I love my OH to pieces, it's just lately with him being on tour he's seemed extremely distant whenever we've spoken, none of the cuteness there used to be in our conversations. He just lets me lead and answers with one or two words unless theres something he needs to tell me over whatever. I know he's on limited time, I'd just like ten minutes of daftness instead of 15 of me talking to myself. It's started to feel like I'm in this on my own. I know he's just having a hard time which makes the next part of this worse.

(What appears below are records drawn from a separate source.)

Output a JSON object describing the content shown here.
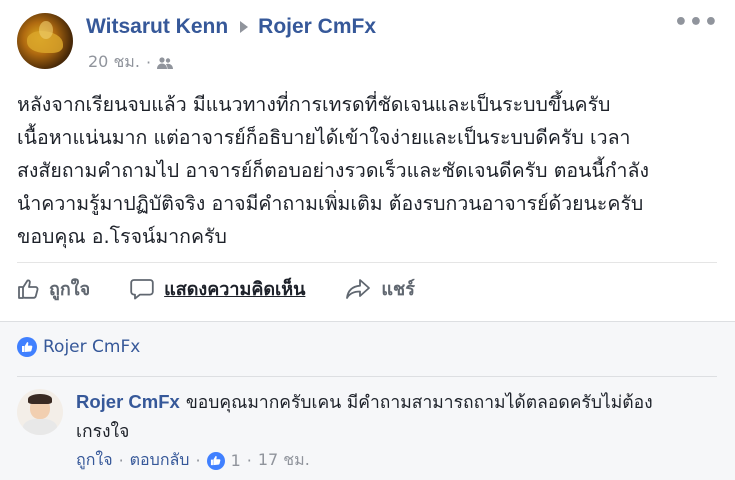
{
  "post": {
    "author": "Witsarut Kenn",
    "target": "Rojer CmFx",
    "time": "20 ชม.",
    "more": "•••",
    "lines": [
      "หลังจากเรียนจบแล้ว มีแนวทางที่การเทรดที่ชัดเจนและเป็นระบบขึ้นครับ",
      "เนื้อหาแน่นมาก แต่อาจารย์ก็อธิบายได้เข้าใจง่ายและเป็นระบบดีครับ เวลา",
      "สงสัยถามคำถามไป อาจารย์ก็ตอบอย่างรวดเร็วและชัดเจนดีครับ ตอนนี้กำลัง",
      "นำความรู้มาปฏิบัติจริง อาจมีคำถามเพิ่มเติม ต้องรบกวนอาจารย์ด้วยนะครับ",
      "ขอบคุณ อ.โรจน์มากครับ"
    ],
    "actions": {
      "like": "ถูกใจ",
      "comment": "แสดงความคิดเห็น",
      "share": "แชร์"
    }
  },
  "reactions": {
    "name": "Rojer CmFx"
  },
  "comment": {
    "author": "Rojer CmFx",
    "text": "ขอบคุณมากครับเคน มีคำถามสามารถถามได้ตลอดครับไม่ต้องเกรงใจ",
    "like": "ถูกใจ",
    "reply": "ตอบกลับ",
    "like_count": "1",
    "time": "17 ชม.",
    "dot": "·"
  }
}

I'm a cuddler. It's like my thing, I crave physical contact constantly. So, Like a b*tch, I phoned a close friend of mine (J) and asked him if I could swing by his flat as I was in that area anyway. His flat mate openned the door as a typical student does (pretty drunk lol) and I found J in like the common room with beer in hand, and passed me one (Also said I looked like crap so thanks for that J.. )
We talked over absolutely everything with OH and J quite rightly told me that he does need me right now and I have to be strong for him, which is hard when whenever we talk he seems like a stranger. We pratted for a bit 'gambling' and playing cards and smoking our way through like 60 odd fags between us in the space of about 3 hours. Considering I don't usually smoke just when I'm really low that says something. We then put a film on and, s I do, I cuddled up to J, legs over his knees, head on his shoulder with his arm around me and a big squishy pillow over my body. His flat mate joked we looked like a couple and J went 'who says we aren't' as a joke. I don't remember falling asleep but we'd decided before I was guna stop on the sofa, then I woke up in J's bed (fully dressed still, so nothing happened) holding on to the neck of his shirt like a loon with eyeliner and mascara down my face and over his shirt.

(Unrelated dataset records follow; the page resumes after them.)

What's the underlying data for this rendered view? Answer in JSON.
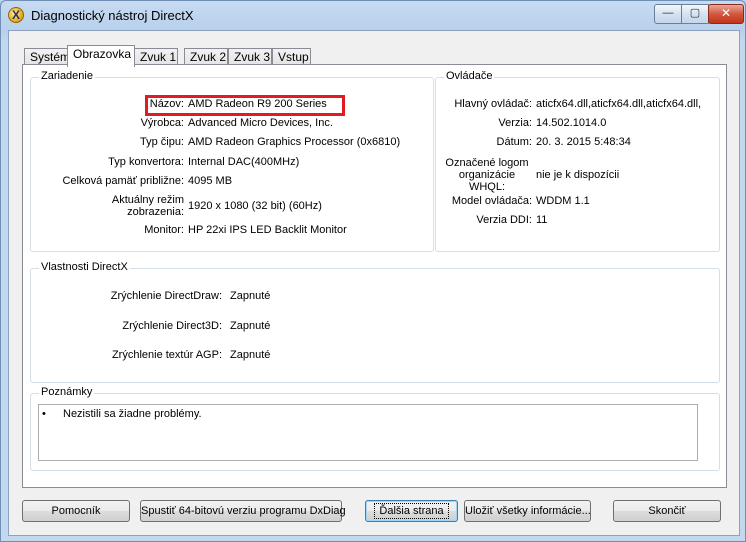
{
  "window": {
    "title": "Diagnostický nástroj DirectX",
    "controls": {
      "minimize": "—",
      "maximize": "▢",
      "close": "✕"
    }
  },
  "tabs": [
    {
      "label": "Systém",
      "active": false
    },
    {
      "label": "Obrazovka",
      "active": true
    },
    {
      "label": "Zvuk 1",
      "active": false
    },
    {
      "label": "Zvuk 2",
      "active": false
    },
    {
      "label": "Zvuk 3",
      "active": false
    },
    {
      "label": "Vstup",
      "active": false
    }
  ],
  "device": {
    "legend": "Zariadenie",
    "rows": [
      {
        "label": "Názov:",
        "value": "AMD Radeon R9 200 Series"
      },
      {
        "label": "Výrobca:",
        "value": "Advanced Micro Devices, Inc."
      },
      {
        "label": "Typ čipu:",
        "value": "AMD Radeon Graphics Processor (0x6810)"
      },
      {
        "label": "Typ konvertora:",
        "value": "Internal DAC(400MHz)"
      },
      {
        "label": "Celková pamäť približne:",
        "value": "4095 MB"
      },
      {
        "label": "Aktuálny režim zobrazenia:",
        "value": "1920 x 1080 (32 bit) (60Hz)"
      },
      {
        "label": "Monitor:",
        "value": "HP 22xi IPS LED Backlit Monitor"
      }
    ]
  },
  "drivers": {
    "legend": "Ovládače",
    "rows": [
      {
        "label": "Hlavný ovládač:",
        "value": "aticfx64.dll,aticfx64.dll,aticfx64.dll,"
      },
      {
        "label": "Verzia:",
        "value": "14.502.1014.0"
      },
      {
        "label": "Dátum:",
        "value": "20. 3. 2015 5:48:34"
      },
      {
        "label": "Označené logom organizácie WHQL:",
        "value": "nie je k dispozícii"
      },
      {
        "label": "Model ovládača:",
        "value": "WDDM 1.1"
      },
      {
        "label": "Verzia DDI:",
        "value": "11"
      }
    ]
  },
  "directx": {
    "legend": "Vlastnosti DirectX",
    "rows": [
      {
        "label": "Zrýchlenie DirectDraw:",
        "value": "Zapnuté"
      },
      {
        "label": "Zrýchlenie Direct3D:",
        "value": "Zapnuté"
      },
      {
        "label": "Zrýchlenie textúr AGP:",
        "value": "Zapnuté"
      }
    ]
  },
  "notes": {
    "legend": "Poznámky",
    "bullet": "•",
    "items": [
      "Nezistili sa žiadne problémy."
    ]
  },
  "buttons": {
    "help": "Pomocník",
    "run64": "Spustiť 64-bitovú verziu programu DxDiag",
    "next": "Ďalšia strana",
    "save": "Uložiť všetky informácie...",
    "exit": "Skončiť"
  }
}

I've never felt so comfortable with someone other then my OH, but it actually felt nice just pratting about then cuddling up and waking up feeling safe. I can't work ot if I'm just feeling this because OH's away ( even though I'm used to that) or because of how I feel he's treating me.

I know I should be thinking about him and how hard things are for him but I do kind of need someones arms to fall into atm as it's getting closer to Billie's birthday and I sure as hell don't want to be alone right now. Am I just making excuses for the fact I want to play house with J? Confused.


Sorry for the long post, just needed to right it down- don't feel the need to comment, spesh if your going to preach over cheating - I would never actually do anything othe then cuddle.


xxx
 
OK here goes. My OH is not a cuddler and not emotional and sometimes, just sometimes I miss that as I am/used to be very affectionate. BUT I know as I have been round the block a few times :) and back actually and I know that my OH is a good man. I love him very much and yes I get frustrated and doubt that he loves me from time to time, but I know that there is not someone out there better for me. IF he thinks there is someone out there better for him then he will find that person, but its not going to be me doing that searching if that makes sense. Got that T shirt and I didnt fit back then it sure aint guna now.

Do you think you could spend the rest of your life without your OH? Never seeing, never touching, never speaking, NOT EVER? How does that thought make you feel? If it makes you feel bad at all then you need to work on whats happening with your OH. Tell him that you think hes being distant and if there is anything you can say or do, or not say or do to help him? Whether there is anything you need to discuss?


The arms around you thing, the security/insecurity thing, is short lived, its momentary, you are craving affection and getting that from a friend or otherwise is not going to address the issue with your OH or with you needing that affection...does any of this make sense?

Ive had a chat with my OH lately about his lack of empathy and he laughed!!!! BUT he's trying to be warmer. He ran in tonight as he heard me saying to a friend on the phone that there was a massive spider "Ill get it for you baby" is what he shouted ha ha, thats his way of affection!!!! Nobodys perfect and I have to remind myself Im not either and that he has a kind heart.... searching in another place whether its innocent affection or not is not going to make you feel better or solve any issues (this is not a lecture about being faithful or unfaithful its about human nature).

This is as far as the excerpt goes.